Fashion Film Review: L’Amour Fou

Have a pessimistic view of love? Worry about the perils of living and working together? Live for material possessions? Have an interest in seeing what some of the most iconic fashion muses have to say about their relationships with Yves Saint Laurent? If so, run to the nearest theater screening of L’Amour Fou which will turn your view on life-long love upside down and shed light on two of fashion’s most remarkable figures. The long-awaited documentary (the title translates to “Crazy Love”) made its official stateside debut at the Tribeca Film Festival and opens to the public on May 13 in New York, May 20 in Los Angeles, and in select cities around the country after that.

The story chronicles the relationship of Yves Saint Laurent and Pierre Berge, focusing on the sale of their joint art collection. A mix of color and black-and-white, the French film is narrated by Berge himself. Many negative things have been said about Berge (Tom Ford in particular has been very vocal about how difficult he is to work with). It’s clear from the film that Berge isn’t the most emotional of men (near the beginning, he remarks, “I don’t believe in the soul, neither in my own, nor in that of these objects.”) but that only heightens the poignancy when the eighty-year-old Berge grieves the death of his life-long partner onscreen: “Losing someone with whom you’ve lived with—ups and downs through the years—for 50 years, whose eyes you closed, it’s different than seeing objets d’art leave.”

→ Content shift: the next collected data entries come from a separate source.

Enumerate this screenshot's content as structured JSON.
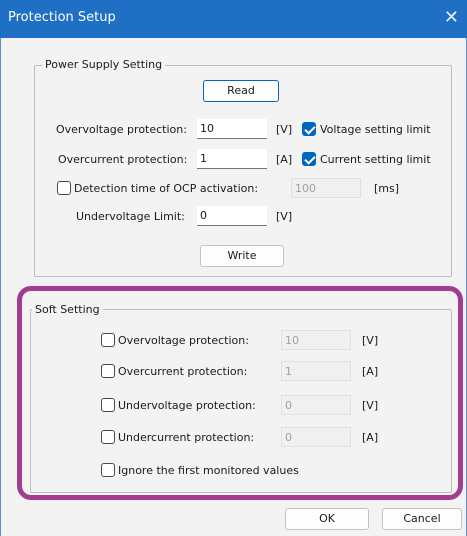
{
  "window": {
    "title": "Protection Setup",
    "close_glyph": "✕"
  },
  "power_supply": {
    "legend": "Power Supply Setting",
    "read_label": "Read",
    "overvoltage": {
      "label": "Overvoltage protection:",
      "value": "10",
      "unit": "[V]",
      "limit_label": "Voltage setting limit",
      "limit_checked": true
    },
    "overcurrent": {
      "label": "Overcurrent protection:",
      "value": "1",
      "unit": "[A]",
      "limit_label": "Current setting limit",
      "limit_checked": true
    },
    "ocp_detection": {
      "label": "Detection time of OCP activation:",
      "value": "100",
      "unit": "[ms]",
      "checked": false
    },
    "undervoltage": {
      "label": "Undervoltage Limit:",
      "value": "0",
      "unit": "[V]"
    },
    "write_label": "Write"
  },
  "soft_setting": {
    "legend": "Soft Setting",
    "overvoltage": {
      "label": "Overvoltage protection:",
      "value": "10",
      "unit": "[V]",
      "checked": false
    },
    "overcurrent": {
      "label": "Overcurrent protection:",
      "value": "1",
      "unit": "[A]",
      "checked": false
    },
    "undervoltage": {
      "label": "Undervoltage protection:",
      "value": "0",
      "unit": "[V]",
      "checked": false
    },
    "undercurrent": {
      "label": "Undercurrent protection:",
      "value": "0",
      "unit": "[A]",
      "checked": false
    },
    "ignore_first": {
      "label": "Ignore the first monitored values",
      "checked": false
    }
  },
  "footer": {
    "ok_label": "OK",
    "cancel_label": "Cancel"
  },
  "colors": {
    "titlebar": "#1f6fc5",
    "accent": "#0067c0",
    "highlight": "#a13c8e",
    "background": "#f3f3f3"
  }
}
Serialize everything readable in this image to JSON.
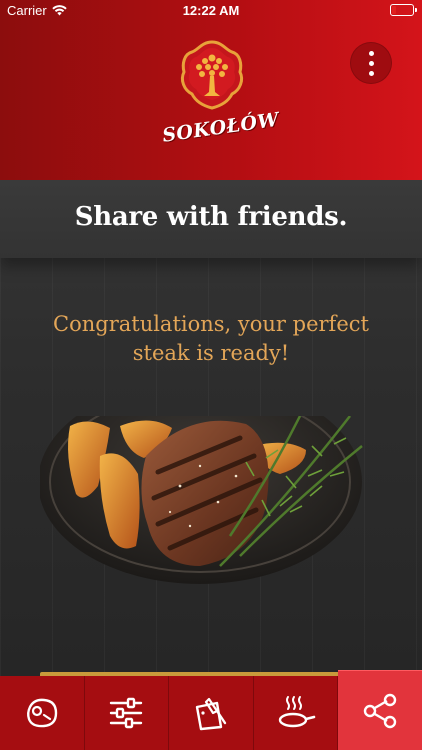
{
  "status_bar": {
    "carrier": "Carrier",
    "time": "12:22 AM",
    "battery_color": "#e02020"
  },
  "header": {
    "brand": "SOKOŁÓW",
    "logo_icon": "sokolow-tree-emblem",
    "menu_icon": "more-vertical-icon"
  },
  "main": {
    "title": "Share with friends.",
    "message": "Congratulations, your perfect steak is ready!",
    "image": "steak-plate-image"
  },
  "tabbar": {
    "items": [
      {
        "icon": "steak-icon",
        "active": false
      },
      {
        "icon": "sliders-icon",
        "active": false
      },
      {
        "icon": "cutting-board-icon",
        "active": false
      },
      {
        "icon": "frying-pan-icon",
        "active": false
      },
      {
        "icon": "share-icon",
        "active": true
      }
    ]
  },
  "colors": {
    "header_red": "#b30e12",
    "accent_gold": "#e3a658",
    "tab_active": "#e2343c"
  }
}
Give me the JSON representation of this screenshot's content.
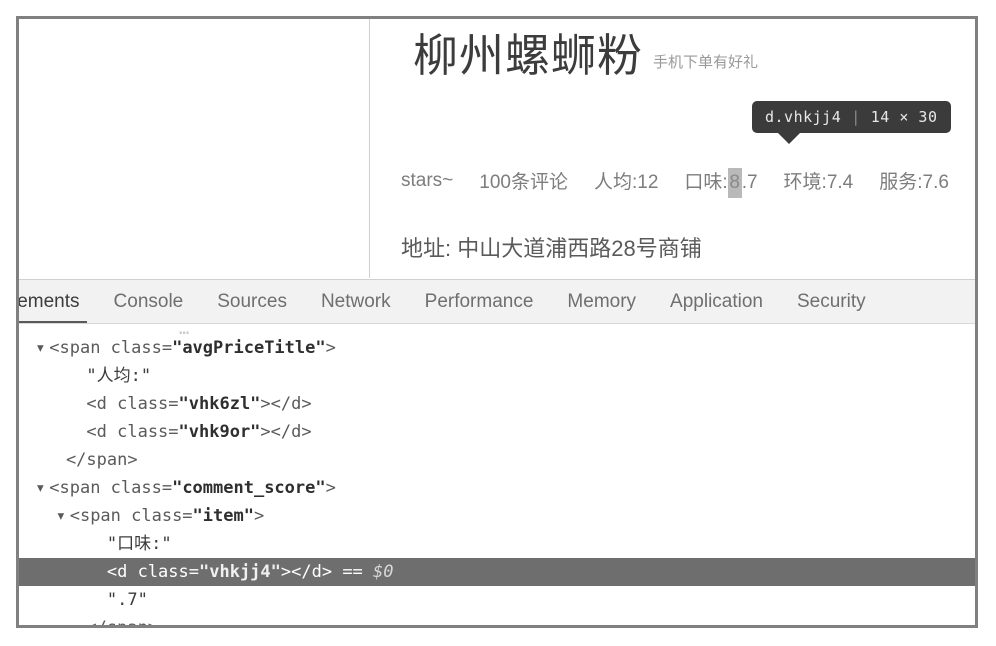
{
  "preview": {
    "shop": {
      "title": "柳州螺蛳粉",
      "subtitle": "手机下单有好礼",
      "rating": {
        "stars_label": "stars~",
        "review_count": "100条评论",
        "avg_price": "人均:12",
        "taste_label": "口味:",
        "taste_highlight_digit": "8",
        "taste_rest": ".7",
        "environment": "环境:7.4",
        "service": "服务:7.6"
      },
      "address": "地址: 中山大道浦西路28号商铺"
    }
  },
  "inspector_tooltip": {
    "selector": "d.vhkjj4",
    "separator": "|",
    "dimensions": "14 × 30"
  },
  "devtools": {
    "tabs": [
      {
        "label": "lements",
        "active": true
      },
      {
        "label": "Console",
        "active": false
      },
      {
        "label": "Sources",
        "active": false
      },
      {
        "label": "Network",
        "active": false
      },
      {
        "label": "Performance",
        "active": false
      },
      {
        "label": "Memory",
        "active": false
      },
      {
        "label": "Application",
        "active": false
      },
      {
        "label": "Security",
        "active": false
      }
    ],
    "dom_lines": [
      {
        "type": "clipped",
        "indent": 0,
        "text": "…"
      },
      {
        "type": "open-tag",
        "indent": 1,
        "twisty": "▾",
        "tag_open": "<span class=",
        "attr_value": "\"avgPriceTitle\"",
        "tag_close": ">"
      },
      {
        "type": "text",
        "indent": 3,
        "text": "\"人均:\""
      },
      {
        "type": "void-tag",
        "indent": 3,
        "tag_open": "<d class=",
        "attr_value": "\"vhk6zl\"",
        "tag_close": "></d>"
      },
      {
        "type": "void-tag",
        "indent": 3,
        "tag_open": "<d class=",
        "attr_value": "\"vhk9or\"",
        "tag_close": "></d>"
      },
      {
        "type": "close-tag",
        "indent": 2,
        "text": "</span>"
      },
      {
        "type": "open-tag",
        "indent": 1,
        "twisty": "▾",
        "tag_open": "<span class=",
        "attr_value": "\"comment_score\"",
        "tag_close": ">"
      },
      {
        "type": "open-tag",
        "indent": 2,
        "twisty": "▾",
        "tag_open": "<span class=",
        "attr_value": "\"item\"",
        "tag_close": ">"
      },
      {
        "type": "text",
        "indent": 4,
        "text": "\"口味:\""
      },
      {
        "type": "selected",
        "indent": 4,
        "tag_open": "<d class=",
        "attr_value": "\"vhkjj4\"",
        "tag_close": "></d>",
        "suffix": " == ",
        "dollar": "$0"
      },
      {
        "type": "text",
        "indent": 4,
        "text": "\".7\""
      },
      {
        "type": "close-tag",
        "indent": 3,
        "text": "</span>"
      }
    ]
  },
  "colors": {
    "frame_border": "#808080",
    "tooltip_bg": "#3b3b3b",
    "selected_row_bg": "#6e6e6e",
    "highlight_box": "#b9b9b9",
    "tabbar_bg": "#f2f2f2"
  }
}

Directed by Pierre Thoretto, this documentary sets the groundwork for an emotional journey by opening with original footage of YSL announcing his plans to retire from the fashion industry. Directly afterward, we see Berge’s eulogy at Saint Laurent’s funeral.

Throughout the documentary, there are incredible sequences of the couple’s Rue de Babylone home and the 700-plus art objects that Saint Laurent and Berge spent decades collecting (all of them were subsequently sold at a now-legendary 2009 Christie’s auction at the Grand Palais in Paris for nearly $485 million). Saint Laurent’s muses, including Betty Catroux and LouLou de la Falaise, are also interviewed, and tidbits about how Saint Laurent came to found his own couture house, secured investors, faced controversies, and more are explored throughout the film.

For those more interested in fashion eye candy, there are plenty of treats. Chief among them is a stunning montage that traces a number of Saint Laurent’s memorable finale looks — no one did bridal with as much stunning originality as YSL, and this particular montage is one of the most obvious displays of the designer’s knack for pushing the envelope and changing the way modern women dressed.